When I moved to the private catholic school in year 8 it was much better; smart kids were praised and admired. But I still never "fit in".
I think I took that sense of insecurity with me way into my early 20's. I always *desperately* tried to do the right thing: to wear the right clothes, to hang out with the right crowd, to listen to the right music. When I met my first boyfriend at age 16 I virtually morphed into his personality: I became an alternative-music-loving, op-shop-clothes-wearing, bong-smoking groupy. It wasn't me, but I did it anyway. And I still couldn't understand why no-one liked me.

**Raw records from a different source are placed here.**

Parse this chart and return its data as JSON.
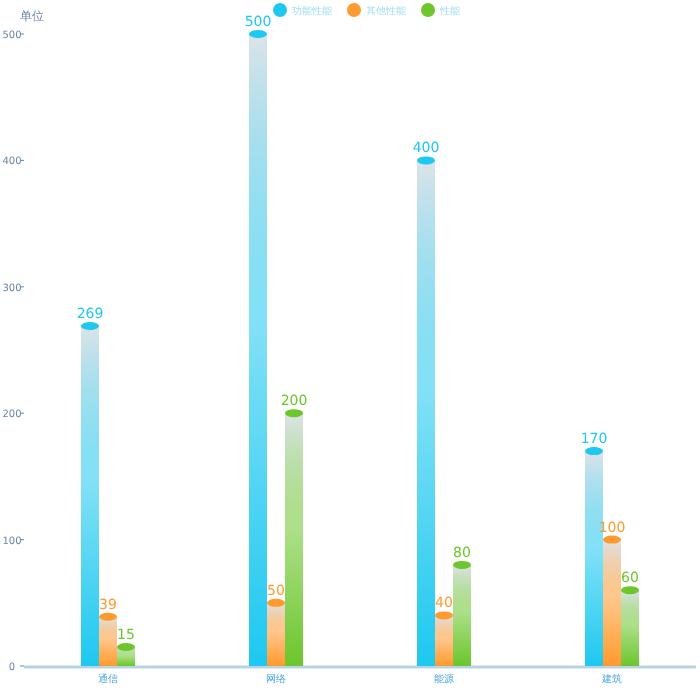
{
  "chart_data": {
    "type": "bar",
    "ylabel": "单位",
    "categories": [
      "通信",
      "网络",
      "能源",
      "建筑"
    ],
    "series": [
      {
        "name": "功能性能",
        "color": "#1ec8f0",
        "values": [
          269,
          500,
          400,
          170
        ]
      },
      {
        "name": "其他性能",
        "color": "#ff9a2e",
        "values": [
          39,
          50,
          40,
          100
        ]
      },
      {
        "name": "性能",
        "color": "#6cc62c",
        "values": [
          15,
          200,
          80,
          60
        ]
      }
    ],
    "ylim": [
      0,
      500
    ],
    "yticks": [
      0,
      100,
      200,
      300,
      400,
      500
    ],
    "grid": false,
    "legend": "top",
    "data_labels": true
  }
}
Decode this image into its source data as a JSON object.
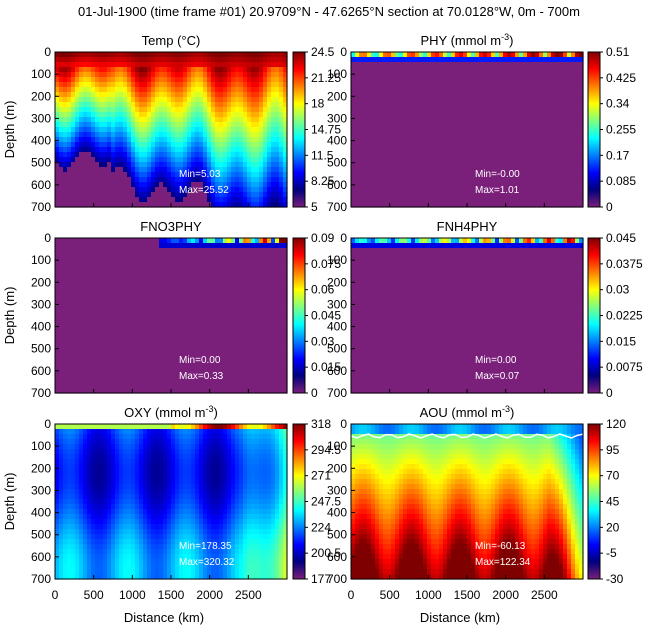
{
  "title": "01-Jul-1900 (time frame #01) 20.9709°N - 47.6265°N section at 70.0128°W, 0m - 700m",
  "x_axis_label": "Distance (km)",
  "y_axis_label": "Depth (m)",
  "chart_data": [
    {
      "type": "heatmap",
      "title": "Temp (°C)",
      "title_sup": "",
      "title_end": "",
      "xlim": [
        0,
        3000
      ],
      "ylim": [
        700,
        0
      ],
      "x_ticks": [
        0,
        500,
        1000,
        1500,
        2000,
        2500
      ],
      "y_ticks": [
        0,
        100,
        200,
        300,
        400,
        500,
        600,
        700
      ],
      "colorbar_ticks": [
        "24.5",
        "21.25",
        "18",
        "14.75",
        "11.5",
        "8.25",
        "5"
      ],
      "clim": [
        5,
        24.5
      ],
      "min_text": "Min=5.03",
      "max_text": "Max=25.52",
      "has_x_labels": false
    },
    {
      "type": "heatmap",
      "title": "PHY (mmol m",
      "title_sup": "-3",
      "title_end": ")",
      "xlim": [
        0,
        3000
      ],
      "ylim": [
        700,
        0
      ],
      "x_ticks": [
        0,
        500,
        1000,
        1500,
        2000,
        2500
      ],
      "y_ticks": [
        0,
        100,
        200,
        300,
        400,
        500,
        600,
        700
      ],
      "colorbar_ticks": [
        "0.51",
        "0.425",
        "0.34",
        "0.255",
        "0.17",
        "0.085",
        "0"
      ],
      "clim": [
        0,
        0.51
      ],
      "min_text": "Min=-0.00",
      "max_text": "Max=1.01",
      "has_x_labels": false
    },
    {
      "type": "heatmap",
      "title": "FNO3PHY",
      "title_sup": "",
      "title_end": "",
      "xlim": [
        0,
        3000
      ],
      "ylim": [
        700,
        0
      ],
      "x_ticks": [
        0,
        500,
        1000,
        1500,
        2000,
        2500
      ],
      "y_ticks": [
        0,
        100,
        200,
        300,
        400,
        500,
        600,
        700
      ],
      "colorbar_ticks": [
        "0.09",
        "0.075",
        "0.06",
        "0.045",
        "0.03",
        "0.015",
        "0"
      ],
      "clim": [
        0,
        0.09
      ],
      "min_text": "Min=0.00",
      "max_text": "Max=0.33",
      "has_x_labels": false
    },
    {
      "type": "heatmap",
      "title": "FNH4PHY",
      "title_sup": "",
      "title_end": "",
      "xlim": [
        0,
        3000
      ],
      "ylim": [
        700,
        0
      ],
      "x_ticks": [
        0,
        500,
        1000,
        1500,
        2000,
        2500
      ],
      "y_ticks": [
        0,
        100,
        200,
        300,
        400,
        500,
        600,
        700
      ],
      "colorbar_ticks": [
        "0.045",
        "0.0375",
        "0.03",
        "0.0225",
        "0.015",
        "0.0075",
        "0"
      ],
      "clim": [
        0,
        0.045
      ],
      "min_text": "Min=0.00",
      "max_text": "Max=0.07",
      "has_x_labels": false
    },
    {
      "type": "heatmap",
      "title": "OXY (mmol m",
      "title_sup": "-3",
      "title_end": ")",
      "xlim": [
        0,
        3000
      ],
      "ylim": [
        700,
        0
      ],
      "x_ticks": [
        0,
        500,
        1000,
        1500,
        2000,
        2500
      ],
      "y_ticks": [
        0,
        100,
        200,
        300,
        400,
        500,
        600,
        700
      ],
      "colorbar_ticks": [
        "318",
        "294.5",
        "271",
        "247.5",
        "224",
        "200.5",
        "177"
      ],
      "clim": [
        177,
        318
      ],
      "min_text": "Min=178.35",
      "max_text": "Max=320.32",
      "has_x_labels": true
    },
    {
      "type": "heatmap",
      "title": "AOU (mmol m",
      "title_sup": "-3",
      "title_end": ")",
      "xlim": [
        0,
        3000
      ],
      "ylim": [
        700,
        0
      ],
      "x_ticks": [
        0,
        500,
        1000,
        1500,
        2000,
        2500
      ],
      "y_ticks": [
        0,
        100,
        200,
        300,
        400,
        500,
        600,
        700
      ],
      "colorbar_ticks": [
        "120",
        "95",
        "70",
        "45",
        "20",
        "-5",
        "-30"
      ],
      "clim": [
        -30,
        120
      ],
      "min_text": "Min=-60.13",
      "max_text": "Max=122.34",
      "has_x_labels": true
    }
  ],
  "colors": {
    "background_fill": "#7a1f7a",
    "jet": [
      "#00007f",
      "#0000ff",
      "#007fff",
      "#00ffff",
      "#7fff7f",
      "#ffff00",
      "#ff7f00",
      "#ff0000",
      "#7f0000"
    ]
  }
}
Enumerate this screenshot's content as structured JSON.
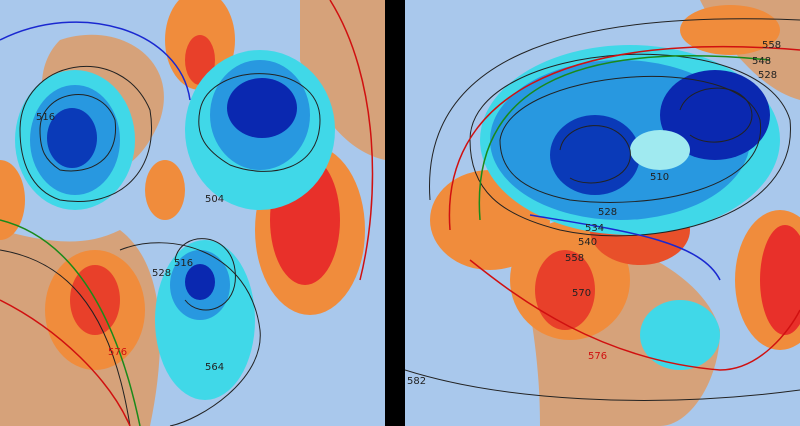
{
  "panels": [
    {
      "labels": [
        "516",
        "504",
        "516",
        "528",
        "576",
        "564"
      ]
    },
    {
      "labels": [
        "558",
        "548",
        "528",
        "510",
        "528",
        "534",
        "540",
        "558",
        "570",
        "576",
        "582"
      ]
    }
  ]
}
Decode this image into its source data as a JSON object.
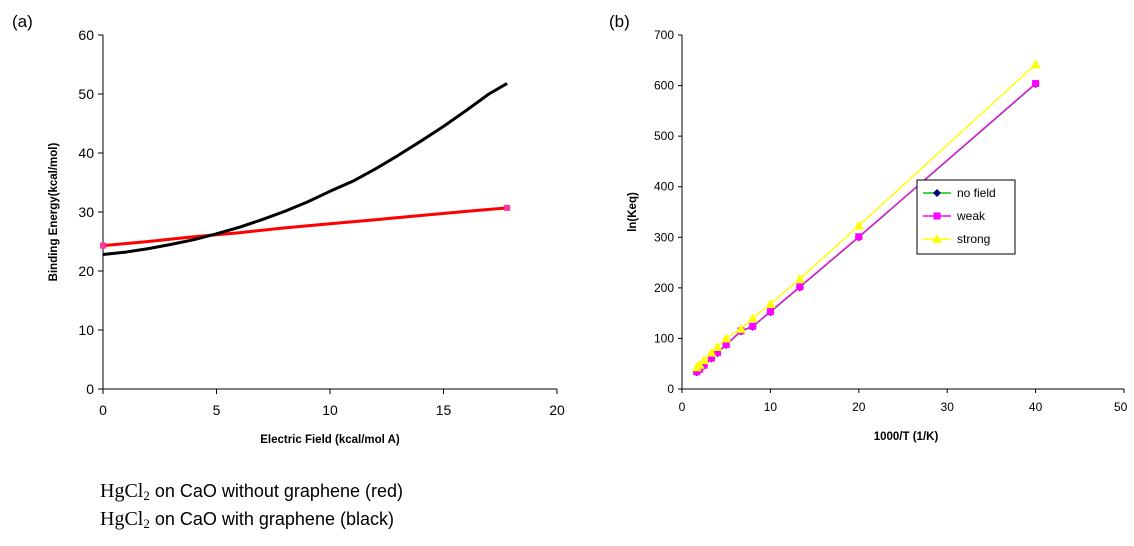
{
  "chart_data": [
    {
      "type": "line",
      "panel_label": "(a)",
      "xlabel": "Electric Field (kcal/mol A)",
      "ylabel": "Binding Energy(kcal/mol)",
      "xlim": [
        0,
        20
      ],
      "ylim": [
        0,
        60
      ],
      "xticks": [
        0,
        5,
        10,
        15,
        20
      ],
      "yticks": [
        0,
        10,
        20,
        30,
        40,
        50,
        60
      ],
      "grid": false,
      "series": [
        {
          "color": "#ff0000",
          "x": [
            0,
            2,
            4,
            6,
            8,
            10,
            12,
            14,
            16,
            17.8
          ],
          "y": [
            24.3,
            25.0,
            25.8,
            26.5,
            27.3,
            28.0,
            28.7,
            29.4,
            30.1,
            30.7
          ]
        },
        {
          "color": "#000000",
          "x": [
            0,
            1,
            2,
            3,
            4,
            5,
            6,
            7,
            8,
            9,
            10,
            11,
            12,
            13,
            14,
            15,
            16,
            17,
            17.8
          ],
          "y": [
            22.8,
            23.2,
            23.8,
            24.5,
            25.3,
            26.3,
            27.4,
            28.7,
            30.1,
            31.7,
            33.5,
            35.2,
            37.3,
            39.6,
            42.0,
            44.5,
            47.2,
            50.0,
            51.8
          ]
        }
      ],
      "caption": [
        {
          "formula": "HgCl",
          "sub": "2",
          "text": " on CaO without graphene (red)"
        },
        {
          "formula": "HgCl",
          "sub": "2",
          "text": " on CaO with graphene (black)"
        }
      ]
    },
    {
      "type": "line",
      "panel_label": "(b)",
      "xlabel": "1000/T (1/K)",
      "ylabel": "ln(Keq)",
      "xlim": [
        0,
        50
      ],
      "ylim": [
        0,
        700
      ],
      "xticks": [
        0,
        10,
        20,
        30,
        40,
        50
      ],
      "xtick_labels": [
        "0",
        "10",
        "20",
        "30",
        "40",
        "50"
      ],
      "yticks": [
        0,
        100,
        200,
        300,
        400,
        500,
        600,
        700
      ],
      "grid": false,
      "legend_position": "center-right",
      "series": [
        {
          "name": "no field",
          "color": "#00cc00",
          "marker": "diamond",
          "marker_color": "#000080",
          "x": [
            1.67,
            2,
            2.5,
            3.33,
            4,
            5,
            6.67,
            8,
            10,
            13.33,
            20,
            40
          ],
          "y": [
            33,
            38,
            46,
            60,
            71,
            87,
            114,
            123,
            152,
            201,
            300,
            603
          ]
        },
        {
          "name": "weak",
          "color": "#ff00ff",
          "marker": "square",
          "marker_color": "#ff00ff",
          "x": [
            1.67,
            2,
            2.5,
            3.33,
            4,
            5,
            6.67,
            8,
            10,
            13.33,
            20,
            40
          ],
          "y": [
            34,
            39,
            47,
            61,
            72,
            88,
            115,
            124,
            153,
            202,
            301,
            604
          ]
        },
        {
          "name": "strong",
          "color": "#ffff00",
          "marker": "triangle",
          "marker_color": "#ffff00",
          "x": [
            1.67,
            2,
            2.5,
            3.33,
            4,
            5,
            6.67,
            8,
            10,
            13.33,
            20,
            40
          ],
          "y": [
            43,
            48,
            57,
            72,
            83,
            100,
            119,
            140,
            168,
            218,
            323,
            642
          ]
        }
      ]
    }
  ]
}
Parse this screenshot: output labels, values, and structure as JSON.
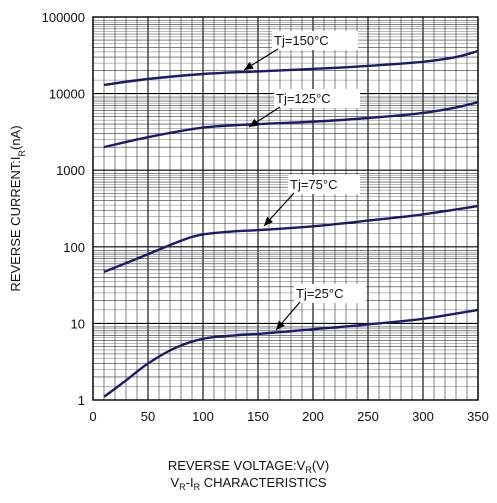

I'm 28 now, and I can honestly say that it's only in the past 3 years or so I've "grown into myself". I gave up worrying long ago whether my jeans were the right style, or I had the right belt or the appropriately nonchalant attitude. I started buying CD's that appealed to me, be that Alanis Morisette or Motzart. I gave up dieting. (that's only been in the last 6 months or so). I guess, what I did in essence was: I became a student of myself. While I was occupied trying to copy others' behaviour I had never learned what *I* actually liked.
And you know, the most amazing thing happens when you let go of all that crap that you're trying to be. People love you. People admire you. And by freeing yourself of all those expectations, by loving *yourself* (god, that sounds like a Whitney Houston song!) you end up with more love to give out. I get more compliments now by being the dorky, open, compassionate human being that I am than I ever did while wearing the "right" pair of shoes.
As I'm writing this, I'm suddenly thinking I might sound like I'm preaching! I'm not. I know nothing, really. Just learning. I still have many days when I'm that 10 year old kid sobbing on the oval because no-one asked me to join in kiss-chasey. I just wanted to post this because I'm sure that I'm not alone in what I went through, and I know there's a lot of kids who post in here who don't particularly like themselves much. I just wanted to say: you will. It gets better.